Bon Jovi continues packing houses more than a year into the biggest tour of the band's nearly 30-year career, having grossed close to $30 million and sold more than a quarter million tickets since resuming the trek Feb. 9, according to 15 shows reported to Billboard Boxscore so far this year.
That adds to their total of $197 million in grosses and almost 2 million in attendance reported to Boxscore last year from the tour, which was already enough to make it the top tour of the year in Billboard's annual Year In Music issue .

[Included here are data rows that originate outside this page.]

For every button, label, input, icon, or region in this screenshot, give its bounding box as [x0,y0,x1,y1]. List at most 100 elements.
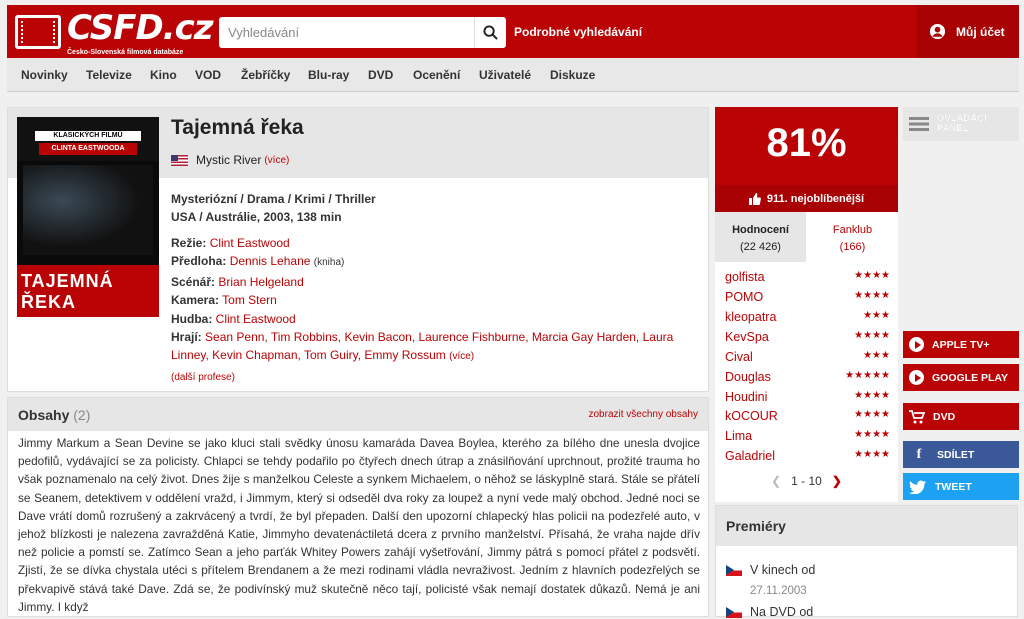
csfd-logo[interactable]: CSFD.cz Česko-Slovenská filmová databáze [15,9,214,56]
film-title: Tajemná řeka [171,116,304,139]
stars-icon: ★★★★ [854,270,890,281]
film-poster[interactable]: KLASICKÝCH FILMŮ CLINTA EASTWOODA TAJEMN… [17,117,159,317]
premieres-heading: Premiéry [716,506,1017,546]
user-ratings-list: golfista ★★★★ POMO ★★★★ kleopatra ★★★ KevSp… [715,262,898,502]
film-meta: Mysteriózní / Drama / Krimi / Thriller U… [171,190,376,226]
nav-item-charts[interactable]: Žebříčky [241,68,290,82]
more-titles-link[interactable]: (více) [264,155,289,166]
film-origin: USA / Austrálie, 2003, 138 min [171,210,342,224]
advanced-search-link[interactable]: Podrobné vyhledávání [514,25,642,39]
stars-icon: ★★★★ [854,330,890,341]
search-button[interactable] [474,17,506,48]
play-icon [909,370,924,385]
popularity-rank[interactable]: 911. nejoblíbenější [715,185,898,212]
nav-item-vod[interactable]: VOD [195,68,221,82]
stars-icon: ★★★ [863,310,890,321]
control-panel-label: OVLÁDACÍ PANEL [937,113,987,134]
show-all-plots-link[interactable]: zobrazit všechny obsahy [588,409,698,420]
film-strip-icon [15,15,61,49]
cast-links[interactable]: Sean Penn, Tim Robbins, Kevin Bacon, Lau… [205,330,673,344]
facebook-share-button[interactable]: f SDÍLET [903,441,1019,468]
premieres-box: Premiéry V kinech od 27.11.2003 Na DVD o… [715,505,1018,619]
user-rating-row[interactable]: Lima ★★★★ [725,429,890,449]
nav-item-dvd[interactable]: DVD [368,68,393,82]
ratings-pager: ❮ 1 - 10 ❯ [715,474,898,488]
stars-icon: ★★★★★ [845,370,890,381]
plot-count: (2) [73,407,91,423]
premiere-cinema-date: 27.11.2003 [750,585,807,597]
poster-series-label: KLASICKÝCH FILMŮ [35,131,141,141]
account-label: Můj účet [956,24,1005,39]
original-title-row: Mystic River (více) [171,153,289,167]
nav-item-bluray[interactable]: Blu-ray [308,68,349,82]
poster-title: TAJEMNÁ ŘEKA [17,265,159,317]
search-icon [483,25,498,40]
premiere-cinema-row: V kinech od [726,563,815,577]
twitter-icon [909,480,926,494]
user-rating-row[interactable]: Cival ★★★ [725,350,890,370]
nav-item-cinema[interactable]: Kino [150,68,177,82]
prev-page-icon[interactable]: ❮ [771,474,781,488]
user-rating-row[interactable]: kleopatra ★★★ [725,310,890,330]
rating-tabs: Hodnocení (22 426) Fanklub (166) [715,212,898,262]
account-button[interactable]: Můj účet [917,5,1019,58]
poster-director-label: CLINTA EASTWOODA [39,143,137,155]
logo-subtitle: Česko-Slovenská filmová databáze [67,49,184,56]
nav-item-news[interactable]: Novinky [21,68,68,82]
plot-text: Jimmy Markum a Sean Devine se jako kluci… [18,436,700,614]
tweet-button[interactable]: TWEET [903,473,1019,500]
rank-label: 911. nejoblíbenější [766,192,865,205]
user-rating-row[interactable]: Houdini ★★★★ [725,390,890,410]
cast-links-2[interactable]: Linney, Kevin Chapman, Tom Guiry, Emmy R… [171,348,446,362]
logo-text: CSFD.cz [67,8,214,48]
film-info-box: KLASICKÝCH FILMŮ CLINTA EASTWOODA TAJEMN… [7,107,709,392]
stars-icon: ★★★★ [854,390,890,401]
dvd-buy-button[interactable]: DVD [903,403,1019,430]
menu-icon [909,117,929,131]
original-title: Mystic River [196,153,262,167]
more-professions-link[interactable]: (další profese) [171,372,235,383]
user-rating-row[interactable]: POMO ★★★★ [725,290,890,310]
film-genres: Mysteriózní / Drama / Krimi / Thriller [171,192,376,206]
google-play-button[interactable]: GOOGLE PLAY [903,364,1019,391]
cz-flag-icon [726,564,742,576]
camera-link[interactable]: Tom Stern [222,293,277,307]
writer-link[interactable]: Brian Helgeland [218,275,303,289]
plot-header: Obsahy (2) zobrazit všechny obsahy [8,398,708,431]
user-icon [929,23,946,40]
source-author-link[interactable]: Dennis Lehane [230,254,311,268]
facebook-icon: f [916,446,922,462]
user-rating-row[interactable]: kOCOUR ★★★★ [725,409,890,429]
next-page-icon[interactable]: ❯ [832,474,842,488]
user-rating-row[interactable]: Galadriel ★★★★ [725,449,890,469]
tab-ratings[interactable]: Hodnocení (22 426) [715,212,806,262]
cz-flag-icon [726,606,742,618]
plot-box: Obsahy (2) zobrazit všechny obsahy Jimmy… [7,397,709,617]
apple-tv-button[interactable]: APPLE TV+ [903,331,1019,358]
stars-icon: ★★★★ [854,429,890,440]
tab-fanclub[interactable]: Fanklub (166) [807,212,898,262]
stars-icon: ★★★ [863,350,890,361]
rating-percent: 81% [766,121,847,165]
user-rating-row[interactable]: golfista ★★★★ [725,270,890,290]
nav-item-tv[interactable]: Televize [86,68,132,82]
thumbs-up-icon [748,192,761,205]
search-input[interactable] [219,17,469,48]
top-bar: CSFD.cz Česko-Slovenská filmová databáze… [7,5,1019,58]
director-link[interactable]: Clint Eastwood [210,236,290,250]
stars-icon: ★★★★ [854,409,890,420]
stars-icon: ★★★★ [854,449,890,460]
main-nav: Novinky Televize Kino VOD Žebříčky Blu-r… [7,58,1019,92]
user-rating-row[interactable]: Douglas ★★★★★ [725,370,890,390]
search-box [219,17,506,48]
music-link[interactable]: Clint Eastwood [216,312,296,326]
us-flag-icon [171,154,188,166]
more-cast-link[interactable]: (více) [449,351,474,362]
nav-item-awards[interactable]: Ocenění [413,68,460,82]
control-panel-button[interactable]: OVLÁDACÍ PANEL [903,107,1019,141]
rating-box: 81% 911. nejoblíbenější [715,107,898,212]
pager-label: 1 - 10 [791,474,822,488]
nav-item-users[interactable]: Uživatelé [479,68,531,82]
nav-item-discussion[interactable]: Diskuze [550,68,595,82]
user-rating-row[interactable]: KevSpa ★★★★ [725,330,890,350]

Produced globally by AEG Live and booked by Creative Artists Agency, the tour began as The Circle tour and evolved into the Greatest Hits tour in support of the band's first "Greatest Hits" release last November. Bon Jovi also finished atop the touring chart in 2008; since 1986, a band finishing top twice in three years has only been accomplished by the Rolling Stones (1998 and 1999) and the Grateful Dead (1991 and 1993). Paul Korzilius of Bon Jovi Management oversees the band's touring and co-manages the band with David Munns.
The current tour will be the highest-grossing and highest-attended of the band's career and among the top 10 highest-grossing tours of all time.
In addition to its run through arenas, since last February Bon Jovi has played seven sold-out nights at three U.S. stadiums: four at New Meadowlands Stadium in East Rutherford, N.J. ($21 million gross, more than 200,000 tickets sold), two at Chicago's Soldier Field, and one at Gillette Stadium near Boston. The band also performed five nights at four Canadian stadiums, as well as stadiums across Europe, the Pacific Rim, and Latin America. Another highlight was a 12-night stand at London's O2 Arena that took in $18 million. This summer Bon Jovi will play another 24 stadiums in Europe before wrapping the tour July 31 in Lisbon, Portugal, with 144 total shows in the books.
Remarkably, demand has not softened in markets where Bon Jovi has previously played stadiums on this tour, as the band returned for two sold-out nights at the Air Canada Centre in Toronto Feb. 14-15 after playing two stadium dates in the market last year. Bon Jovi also sold out three Madison Square Gardens in New York in February, and returned to Boston for a sellout at TD Garden Arena March 1. And in Chicago, Bon Jovi sold out two nights at the United Center March 8-9.
The Circle/Greatest Hits tour caps a remarkably successful decade for the band and a rare elevation in a lengthy career arc, a fact not lost on the band's Jon Bon Jovi. "You can show up, but that doesn't mean the people are going to go, and that doesn't mean they're going to come next time and next time," the singer told Billboard in an interview last December. "When you think about it objectively, we've had five albums in this decade, we've toured every one, and people came back every time. It says something for the band and the production and the performance that people feel they're getting their money's worth, especially in this economic downturn. People really don't have that disposable income, so they make choices and this is one of them. This is a luxury for them, and we don't take that for granted."